While Brookins is still very much attached to his wrestling base, Koch is a powerful and sometimes unpredictable striker that hasn’t lost since Chad Mendes defeated him by decision in the WEC. Brookins may not have the striking that Koch has, but he may well be able to take Koch down and frustrate him if he has the right game plan.

Koch has shown some ability to submit opponents in the past, but Brookins is not an easy foe to submit. He tends to be cautious enough on the mat that he doesn’t get himself in too much trouble, and Koch may just work on standing back up if he is taken down rather than look for a submission. If Brookins can avoid getting clipped in what will be a dangerous first round, I think he can squeak out a decision in a hard-fought battle where he wears down and controls Koch.

Prediction: Brookins by decision

Court McGee vs. Dongi Yang

The Battle on the Bayou continues with another TUF winner, Court McGee, entering the cage to face the aggressive Dongi Yang.

Yang is a competent striker with sufficient power, and is also an opportunistic grappler who will snatch a takedown or submission when a good chance to do so arises. He prefers ground and pound, however, and tends to maintain a consistent pace and level of aggression throughout the early minutes of a fight, though his cardio is a question mark.

McGee is more of a grappler, but has no doubt been further honing his striking in the eleven months since his impressive submission win over Ryan Jensen at UFC 121. I actually don’t think extremely highly of Yang’s striking, as lacks crispness after the opening minutes of his fights and he doesn’t mix up his strikes into various combinations very well. For this reason, I think McGee should be able to stay out of trouble while countering and eventually looking to force the fight into a phone booth.

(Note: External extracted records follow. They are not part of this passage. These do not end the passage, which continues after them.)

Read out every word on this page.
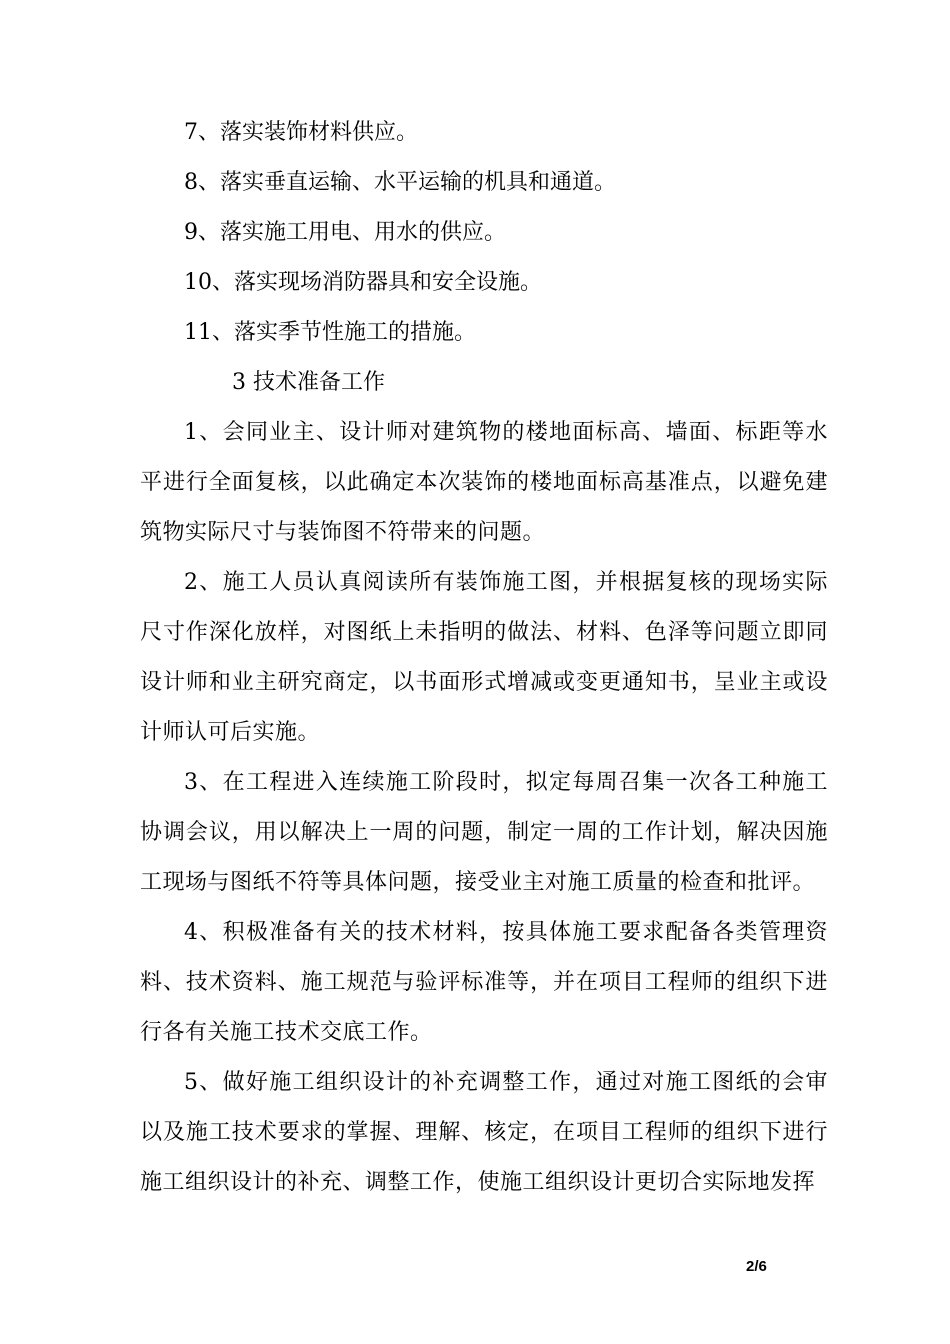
7、落实装饰材料供应。

8、落实垂直运输、水平运输的机具和通道。

9、落实施工用电、用水的供应。

10、落实现场消防器具和安全设施。

11、落实季节性施工的措施。

3 技术准备工作

1、会同业主、设计师对建筑物的楼地面标高、墙面、标距等水平进行全面复核，以此确定本次装饰的楼地面标高基准点，以避免建筑物实际尺寸与装饰图不符带来的问题。

2、施工人员认真阅读所有装饰施工图，并根据复核的现场实际尺寸作深化放样，对图纸上未指明的做法、材料、色泽等问题立即同设计师和业主研究商定，以书面形式增减或变更通知书，呈业主或设计师认可后实施。

3、在工程进入连续施工阶段时，拟定每周召集一次各工种施工协调会议，用以解决上一周的问题，制定一周的工作计划，解决因施工现场与图纸不符等具体问题，接受业主对施工质量的检查和批评。

4、积极准备有关的技术材料，按具体施工要求配备各类管理资料、技术资料、施工规范与验评标准等，并在项目工程师的组织下进行各有关施工技术交底工作。

5、做好施工组织设计的补充调整工作，通过对施工图纸的会审以及施工技术要求的掌握、理解、核定，在项目工程师的组织下进行施工组织设计的补充、调整工作，使施工组织设计更切合实际地发挥

2/6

McGee should be stronger and is going to be the better wrestler of the two. McGee uses his hips well in the clinch to avoid takedowns and utilize a number of throws, trips and takedowns. From there, his submission game is good from the top, and he’s more than happy to ground and pound opponents, as well. I think he has more than enough to weather a possible early storm from Yang, and then things could get ugly in the second and third stanzas as Yang peters out, allowing an eventual stoppage in for McGee.

Prediction: McGee by KO/TKO

Jake Ellenberger vs. Jake Shields

This is a very dangerous fight for Shields, who comes off of his loss to UFC Welterweight Champion Georges St. Pierre hoping to bounce back and stay in the title picture. Ellenberger presents a serious challenge and at first glance, may appear to be better in most areas than Shields is.

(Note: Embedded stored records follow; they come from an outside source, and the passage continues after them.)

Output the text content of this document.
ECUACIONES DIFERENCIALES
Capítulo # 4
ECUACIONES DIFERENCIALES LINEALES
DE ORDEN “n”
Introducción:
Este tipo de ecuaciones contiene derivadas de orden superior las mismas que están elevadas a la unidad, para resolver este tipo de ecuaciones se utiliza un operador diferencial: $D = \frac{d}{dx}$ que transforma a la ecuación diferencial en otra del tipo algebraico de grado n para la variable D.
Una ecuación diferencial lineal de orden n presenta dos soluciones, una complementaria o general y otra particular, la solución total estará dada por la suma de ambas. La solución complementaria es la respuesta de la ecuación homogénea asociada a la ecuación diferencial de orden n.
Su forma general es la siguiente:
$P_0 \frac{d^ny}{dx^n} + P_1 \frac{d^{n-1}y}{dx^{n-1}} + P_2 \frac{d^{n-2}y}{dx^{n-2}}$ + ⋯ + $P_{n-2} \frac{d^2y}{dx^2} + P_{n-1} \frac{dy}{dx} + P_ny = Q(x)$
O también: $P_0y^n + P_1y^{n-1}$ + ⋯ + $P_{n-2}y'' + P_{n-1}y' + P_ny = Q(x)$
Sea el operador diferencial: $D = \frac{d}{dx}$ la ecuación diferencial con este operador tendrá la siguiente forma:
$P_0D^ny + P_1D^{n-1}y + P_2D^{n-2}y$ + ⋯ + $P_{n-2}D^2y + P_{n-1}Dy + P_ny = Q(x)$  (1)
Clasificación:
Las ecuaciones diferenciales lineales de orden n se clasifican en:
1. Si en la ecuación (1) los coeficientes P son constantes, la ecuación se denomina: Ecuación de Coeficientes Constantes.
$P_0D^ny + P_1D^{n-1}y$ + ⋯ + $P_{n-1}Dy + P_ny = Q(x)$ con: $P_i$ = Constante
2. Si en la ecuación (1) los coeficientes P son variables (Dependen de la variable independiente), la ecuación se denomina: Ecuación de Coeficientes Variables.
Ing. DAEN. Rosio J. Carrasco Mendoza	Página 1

Ellenberger is a better striker than Shields in terms of technique, footwork, head movement and power. He throws good combinations and can use them to set up his takedowns, too. However, while Shields used to have some of the more awkward-looking standup in the game, he has improved measurably in the last year or two. This is true even though Shields was unable to consistently get to GSP in their fight, which mostly consisted of kickboxing.

I don’t necessarily think that Shields will be able to take Ellenberger down right away, though his plan should be to try to do so. If not, though, he will accomplish the feat when Ellenberger starts trying to commit himself to his striking. Shields is very good at getting takedowns when his opponent plants and throws punches, and even if Ellenberger gets the takedown, Shields’ jiu-jitsu and ability to sweep opponents should ensure that Ellenberger can’t just score points from the top position.

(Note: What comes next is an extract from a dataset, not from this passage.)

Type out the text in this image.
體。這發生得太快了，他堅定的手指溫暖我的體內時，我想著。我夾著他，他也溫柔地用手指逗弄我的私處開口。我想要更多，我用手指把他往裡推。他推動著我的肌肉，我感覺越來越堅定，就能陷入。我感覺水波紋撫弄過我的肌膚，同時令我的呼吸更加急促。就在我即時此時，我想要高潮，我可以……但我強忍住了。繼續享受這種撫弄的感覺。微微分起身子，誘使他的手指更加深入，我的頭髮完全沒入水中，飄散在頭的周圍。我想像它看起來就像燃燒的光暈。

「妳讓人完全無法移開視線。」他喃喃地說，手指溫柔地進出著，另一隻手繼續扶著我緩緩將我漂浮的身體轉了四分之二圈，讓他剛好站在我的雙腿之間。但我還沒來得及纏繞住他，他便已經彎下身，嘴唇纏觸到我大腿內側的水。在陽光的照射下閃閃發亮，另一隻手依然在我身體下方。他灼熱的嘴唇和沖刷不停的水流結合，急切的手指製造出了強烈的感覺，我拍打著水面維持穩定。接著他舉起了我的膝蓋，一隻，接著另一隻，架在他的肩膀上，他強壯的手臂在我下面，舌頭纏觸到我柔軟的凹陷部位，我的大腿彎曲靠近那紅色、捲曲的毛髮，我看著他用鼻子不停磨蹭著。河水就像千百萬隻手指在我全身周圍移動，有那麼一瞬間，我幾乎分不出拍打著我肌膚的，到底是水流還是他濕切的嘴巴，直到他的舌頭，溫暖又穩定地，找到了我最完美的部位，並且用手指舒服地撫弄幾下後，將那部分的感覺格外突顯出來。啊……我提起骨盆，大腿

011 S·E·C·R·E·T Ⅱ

The biggest worry I have here, besides that of Shields getting clipped, is his cardio. He will need to finish strong in what should be a highly competitive fight to win. I don’t see either guy finishing the other, although the finish I would most likely see would be a Shields submission. Ellenberger may be better in many areas than Shields, but Shields is greater than the sum of his parts and won 15 fights in a row for a reason. He will stay composed and fight his way to a win here.